First of all it should be noted that according to the latest classifications “Textual Scholarship”
belongs to the Humanities and not to the “Philology”. What does it study? Different definitions recite the following: fiction, texts of historical documents, literary and folklore works etc. The full list is extensive but still not exhaustive. When textual scholars prepare full scholarly editions of classic authors, they study and publish even note-pad notes, shopping lists and any kind of text belonging to the writer. Therefore we consider that instead of naming all the existing genres and types of documents it will be quite enough to say that Textual Scholarship studies “the texts with historical cultural value”.

What is the object of investigation? Different scholars give different lists, some of them even
contain such an item as “any form of a text”. It is quite right but if the field of the science investigates any form of a text, there is no necessity to name them at all.

What are the goals or objectives of Textual Scholarship? Different definitions suggest some
similar ideas: to reveal authentic version of the text, to reconstruct the text in the form closest to the original, to reveal genealogy, to reconstruct the creative history. All the former definitions are somehow included in the last one. Therefore it will be sufficient to name only “the reconstruction of the creative history”. In another set of goals and objectives textual scholars suggest: critical investigation of the text, its transmissions, variants, interpretations, interventions, to study the history of the text after its creation. We consider that the phrase “to construct a critical text” embraces all kinds of investigations named in the previous items.

As for the phrase that textual researches are aimed at the text edition... Textual studies may be independent, self-sufficient and not aimed at editing. We carry out authorship attribution studies or dating of the texts not only with the aim to put the name and the date beside the text. We do not always take efforts to read deteriorated places of the manuscripts with the purpose to make its new edition. The goals of textual investigations may be quite different. e. g. we carried out a project in which we integrated creation of a biobibliogrpahy with textual studies. The project was not aimed at publishing existing texts but it was very successful as a result of textual investigations. Another extraordinary example: we studied different transmissions of some texts not with genealogical purposes but simply to reveal the name of the person who took care to send the texts to the journal for edition. As we cannot name in the definition all the goals of carrying out textual investigations, we should not name any of them. Editorial goal is a matter of Editorial Studies but not necessarily of Textual Scholarship. They are called “twin disciplines” but still they are independent and their definitions should be different.

To sum up and generalize the independent concepts constructing Textual Scholarship definition it will look like this: Textual Scholarship is the field of Humanities which studies texts with historical cultural value, formulates theoretical concepts connected with the subject, works out principles and methods of the source studies, creative history reconstruction and critical text construction and which carries out these tasks in practice.

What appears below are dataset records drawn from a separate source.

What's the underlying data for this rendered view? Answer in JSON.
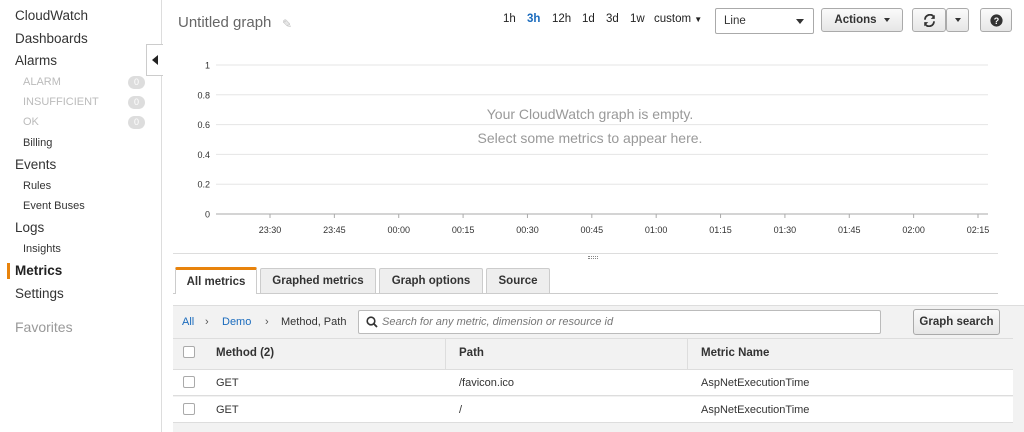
{
  "sidebar": {
    "items": [
      {
        "label": "CloudWatch"
      },
      {
        "label": "Dashboards"
      },
      {
        "label": "Alarms"
      },
      {
        "label": "ALARM",
        "badge": "0"
      },
      {
        "label": "INSUFFICIENT",
        "badge": "0"
      },
      {
        "label": "OK",
        "badge": "0"
      },
      {
        "label": "Billing"
      },
      {
        "label": "Events"
      },
      {
        "label": "Rules"
      },
      {
        "label": "Event Buses"
      },
      {
        "label": "Logs"
      },
      {
        "label": "Insights"
      },
      {
        "label": "Metrics"
      },
      {
        "label": "Settings"
      }
    ],
    "favorites": "Favorites",
    "active_item": "Metrics"
  },
  "header": {
    "title": "Untitled graph",
    "time_ranges": [
      "1h",
      "3h",
      "12h",
      "1d",
      "3d",
      "1w",
      "custom"
    ],
    "active_range": "3h",
    "chart_type_select": "Line",
    "actions_label": "Actions"
  },
  "chart_data": {
    "type": "line",
    "x_tick_labels": [
      "23:30",
      "23:45",
      "00:00",
      "00:15",
      "00:30",
      "00:45",
      "01:00",
      "01:15",
      "01:30",
      "01:45",
      "02:00",
      "02:15"
    ],
    "y_tick_labels": [
      "1",
      "0.8",
      "0.6",
      "0.4",
      "0.2",
      "0"
    ],
    "ylim": [
      0,
      1
    ],
    "series": [],
    "grid": true
  },
  "empty_message": {
    "line1": "Your CloudWatch graph is empty.",
    "line2": "Select some metrics to appear here."
  },
  "tabs": [
    {
      "label": "All metrics"
    },
    {
      "label": "Graphed metrics"
    },
    {
      "label": "Graph options"
    },
    {
      "label": "Source"
    }
  ],
  "active_tab": "All metrics",
  "breadcrumb": {
    "all": "All",
    "namespace": "Demo",
    "dimension": "Method, Path"
  },
  "search": {
    "placeholder": "Search for any metric, dimension or resource id",
    "value": "",
    "button_label": "Graph search"
  },
  "table": {
    "columns": [
      "Method (2)",
      "Path",
      "Metric Name"
    ],
    "rows": [
      {
        "method": "GET",
        "path": "/favicon.ico",
        "metric": "AspNetExecutionTime"
      },
      {
        "method": "GET",
        "path": "/",
        "metric": "AspNetExecutionTime"
      }
    ]
  },
  "colors": {
    "accent": "#e8830c",
    "link": "#1a6bbd"
  },
  "icons": [
    "pencil-icon",
    "refresh-icon",
    "help-icon",
    "search-icon",
    "collapse-arrow-icon"
  ]
}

After the invention of digital technologies Textual Scholarship began a new life in many
countries and reached great success. In order to make all these novelties accessible for ourselves we should have similar terminological basis. We consider that a great number of English Textual Scholarsip terms will be very helpful for Georgian scholars as well. Among them are: avanttexte, pre-text, peritext, antigraph, apograph, primary and secondary bibliographies, witness, incipit, doodle, substantives, accidentals, dittography, haplography, elimination, expurgation, crux, marginalia, transmission, provenance, sigla, non-nested information, lemma, stemma, folation etc. It is not reasonable to use vast definitions of the concepts all the time if there already exist corresponding terms and it is possible to introduce them. On the other hand, some of the already existing terms need modification of the meaning, e. g.: manuscript, biobibliography, compositor / typesetter etc. Introducion of terminology is not a matter of one scientist or one scientific article. It is very important that all Georgian textual scholars were involved in the process. We are ready to share their ideas and make the steps towards the integration together.